Looker AC, Pfeiffer CM, Lacher DA, Schleicher RL, Picciano MF, and Yetley EA. Serum 25-hydroxyvitamin D status of the US population: 19881994 compared with 20002004. Am J Clin Nutr. 2008;88:15191527.

Over the past several years, research on vitamin D and health has grown exponentially; however, the vitamin D status of the general population has not been estimated using recent data. Since the original estimates for vitamin D levels using data from the National Health and Nutrition Examination Survey obtained between 1988 and 1994 (NHANES III), significant changes that could affect vitamin D status may have occurred in the population. During the intervening time between the third NHANES and the most current assessments, prevalence of overweight and obesity has increased, milk consumption has decreased, and use of sunscreen is more common. Looker et al. compared 25-hydroxyvitamin D [25(OH)D] levels from NHANES III (n = 18,158) and those from the most current NHANES dataset (2000–2004; n = 20,289).

In addition to 25(OH) D levels, BMI was calculated from height and weight data, and milk intake and sun exposure were assessed using questionnaires. Additionally, to account for differences in assays over time, a sample of specimens from NHANES III were re-run with the current analysis. Mean serum levels of 25(OH)D were significantly lower in all population subgroups in the current NHANES group relative to NHANES III. After adjusting for assay shifts, mean serum concentrations were lower in most populations of males, but not in most populations of females. In adults, increases in BMI, decreased milk intake, and decreased sun exposure contributed to a decline in vitamin D status in the United States.

Comment: Dr.
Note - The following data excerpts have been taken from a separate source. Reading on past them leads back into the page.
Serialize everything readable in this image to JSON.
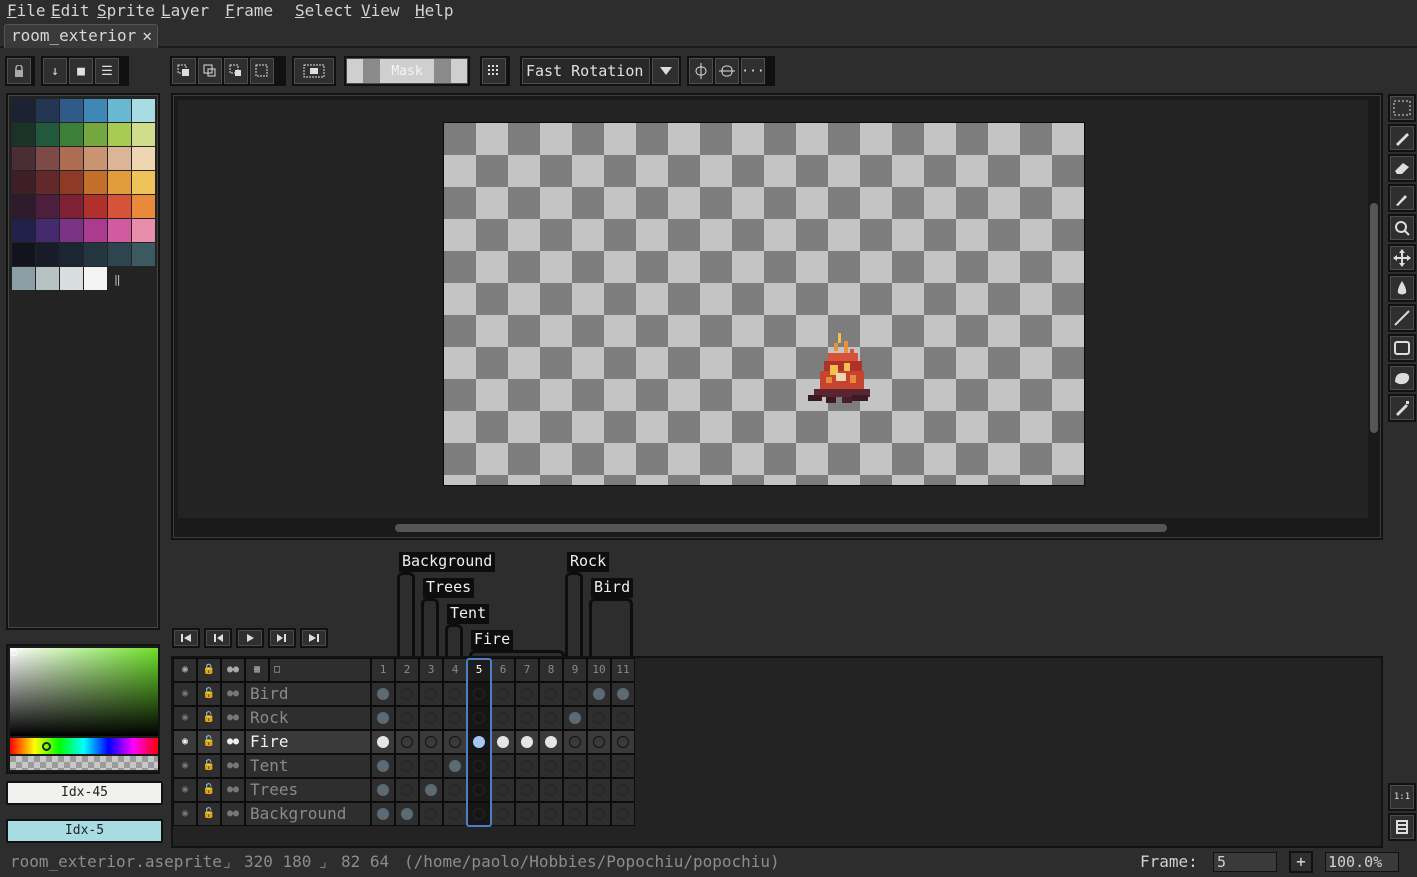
{
  "menu": [
    "File",
    "Edit",
    "Sprite",
    "Layer",
    "Frame",
    "Select",
    "View",
    "Help"
  ],
  "tab": {
    "label": "room_exterior",
    "close": "✕"
  },
  "toolbar": {
    "mask_label": "Mask",
    "rotation_algorithm": "Fast Rotation",
    "more_label": "···"
  },
  "palette": {
    "rows": [
      [
        "#1d2233",
        "#243752",
        "#305a88",
        "#3f87b5",
        "#68b8d2",
        "#a7dde2"
      ],
      [
        "#1a3329",
        "#20593c",
        "#3d7f37",
        "#72a83f",
        "#a8cb53",
        "#d0de8c"
      ],
      [
        "#4b2e35",
        "#7e4a48",
        "#ad6d52",
        "#c99471",
        "#dcb598",
        "#eed6b3"
      ],
      [
        "#3f1f25",
        "#62282a",
        "#8f3a24",
        "#c46f29",
        "#e29c3b",
        "#eec35a"
      ],
      [
        "#2e1c2c",
        "#4d1f3c",
        "#7f2034",
        "#b2302c",
        "#d6533a",
        "#e88a3a"
      ],
      [
        "#22214b",
        "#462a6e",
        "#7b3485",
        "#ab3b8f",
        "#d15b9f",
        "#e88eaa"
      ],
      [
        "#12131c",
        "#171b2a",
        "#1c2633",
        "#243640",
        "#2e4550",
        "#3c5962"
      ],
      [
        "#8b9ea3",
        "#b5c3c3",
        "#d8dede",
        "#f3f3f3"
      ]
    ]
  },
  "colors": {
    "fg_label": "Idx-45",
    "fg_color": "#f1f2ef",
    "bg_label": "Idx-5",
    "bg_color": "#a7dde2"
  },
  "timeline": {
    "frames": [
      "1",
      "2",
      "3",
      "4",
      "5",
      "6",
      "7",
      "8",
      "9",
      "10",
      "11"
    ],
    "current_frame_index": 4,
    "tags": [
      "Background",
      "Trees",
      "Tent",
      "Fire",
      "Rock",
      "Bird"
    ],
    "layers": [
      {
        "name": "Bird",
        "cels": [
          1,
          0,
          0,
          0,
          0,
          0,
          0,
          0,
          0,
          1,
          1
        ],
        "active": false
      },
      {
        "name": "Rock",
        "cels": [
          1,
          0,
          0,
          0,
          0,
          0,
          0,
          0,
          1,
          0,
          0
        ],
        "active": false
      },
      {
        "name": "Fire",
        "cels": [
          1,
          0,
          0,
          0,
          1,
          1,
          1,
          1,
          0,
          0,
          0
        ],
        "active": true
      },
      {
        "name": "Tent",
        "cels": [
          1,
          0,
          0,
          1,
          0,
          0,
          0,
          0,
          0,
          0,
          0
        ],
        "active": false
      },
      {
        "name": "Trees",
        "cels": [
          1,
          0,
          1,
          0,
          0,
          0,
          0,
          0,
          0,
          0,
          0
        ],
        "active": false
      },
      {
        "name": "Background",
        "cels": [
          1,
          1,
          0,
          0,
          0,
          0,
          0,
          0,
          0,
          0,
          0
        ],
        "active": false
      }
    ]
  },
  "status": {
    "filename": "room_exterior.aseprite",
    "size": "320 180",
    "position": "82 64",
    "path": "(/home/paolo/Hobbies/Popochiu/popochiu)",
    "frame_label": "Frame:",
    "frame_value": "5",
    "zoom": "100.0%",
    "add": "+"
  },
  "zoom_controls": {
    "one_to_one": "1:1"
  }
}
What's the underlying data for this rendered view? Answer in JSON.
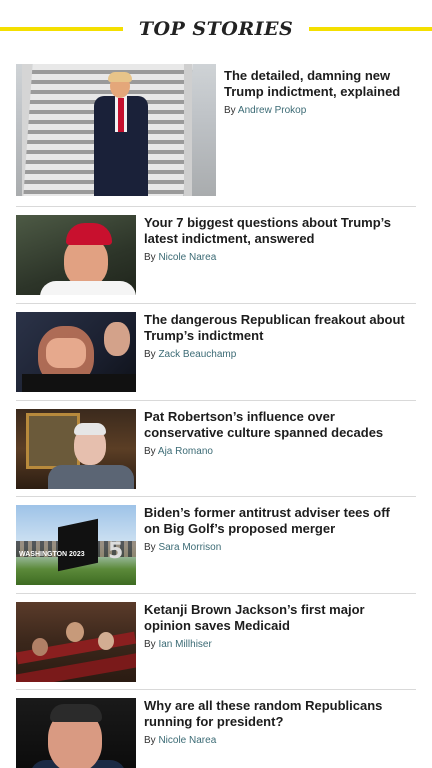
{
  "section": {
    "title": "TOP STORIES",
    "accent_color": "#f4df00"
  },
  "lead": {
    "headline": "The detailed, damning new Trump indictment, explained",
    "by_prefix": "By",
    "author": "Andrew Prokop"
  },
  "stories": [
    {
      "headline": "Your 7 biggest questions about Trump’s latest indictment, answered",
      "by_prefix": "By",
      "author": "Nicole Narea"
    },
    {
      "headline": "The dangerous Republican freakout about Trump’s indictment",
      "by_prefix": "By",
      "author": "Zack Beauchamp"
    },
    {
      "headline": "Pat Robertson’s influence over conservative culture spanned decades",
      "by_prefix": "By",
      "author": "Aja Romano"
    },
    {
      "headline": "Biden’s former antitrust adviser tees off on Big Golf’s proposed merger",
      "by_prefix": "By",
      "author": "Sara Morrison",
      "image_text": "WASHINGTON 2023",
      "image_number": "5"
    },
    {
      "headline": "Ketanji Brown Jackson’s first major opinion saves Medicaid",
      "by_prefix": "By",
      "author": "Ian Millhiser"
    },
    {
      "headline": "Why are all these random Republicans running for president?",
      "by_prefix": "By",
      "author": "Nicole Narea"
    }
  ],
  "author_link_color": "#3c6b75"
}
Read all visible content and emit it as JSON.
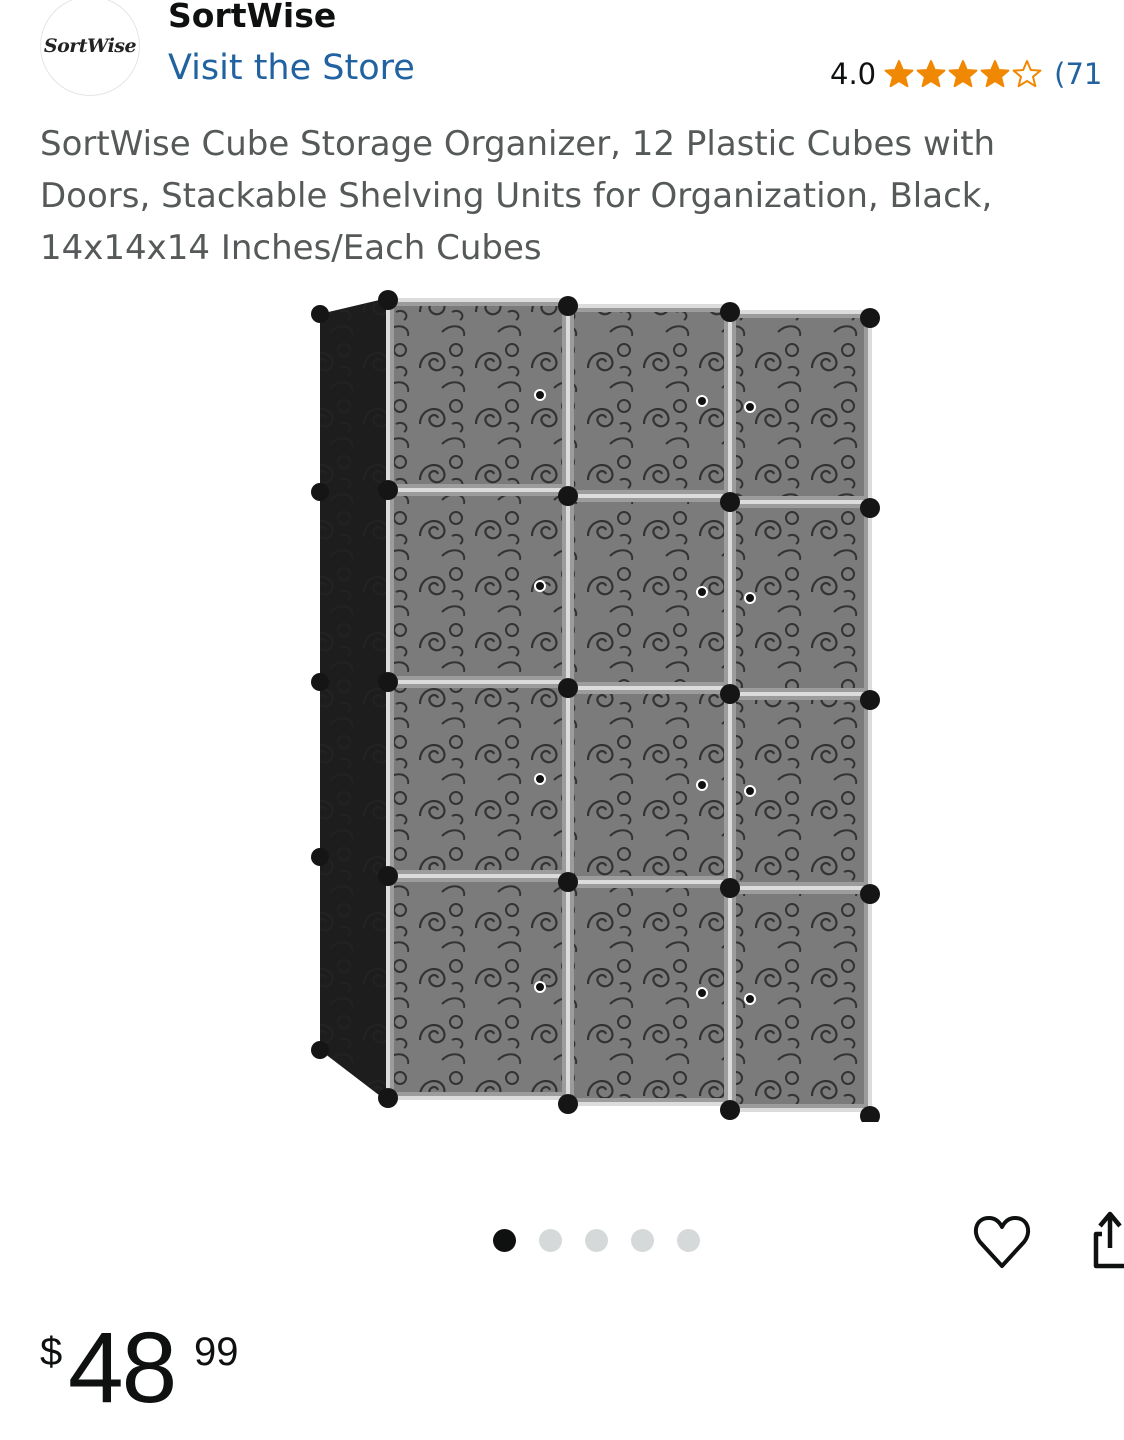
{
  "store": {
    "logo_text": "SortWise",
    "brand_name": "SortWise",
    "visit_store_label": "Visit the Store"
  },
  "rating": {
    "value": "4.0",
    "stars_filled": 4,
    "stars_total": 5,
    "review_count": "(71"
  },
  "product": {
    "title": "SortWise Cube Storage Organizer, 12 Plastic Cubes with Doors, Stackable Shelving Units for Organization, Black, 14x14x14 Inches/Each Cubes",
    "image_icon": "cube-storage-organizer-photo"
  },
  "carousel": {
    "total": 5,
    "active_index": 0
  },
  "actions": {
    "favorite_icon": "heart-icon",
    "share_icon": "share-icon"
  },
  "price": {
    "symbol": "$",
    "whole": "48",
    "fraction": "99"
  },
  "colors": {
    "link": "#2162a1",
    "star": "#f08804",
    "text": "#0f1111",
    "muted": "#565959"
  }
}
Norman highlights the importance of the data generated in the Looker et al. study. 25(OH)D data are reported for the first time for children between the ages of 1 and 11 years old, for pregnant women, and for Mexican Americans. The observation that vitamin D levels are declining is potentially troubling given the current body of research showing the importance of adequate vitamin D levels for immune, cardiovascular, bone, and brain health. Moreover, as more is understood about the need for vitamin D, many researchers judge the current recommendations for vitamin D intake to be too low, and the research presented here should be considered with regard to vitamin D nutritional policy.

Comment: Norman AW. A vitamin D nutritional cornucopia: new insights concerning the serum 25-hydroxyvitamin D status of the US population. Am J Clin Nutr. 2008 Dec;88:14551456.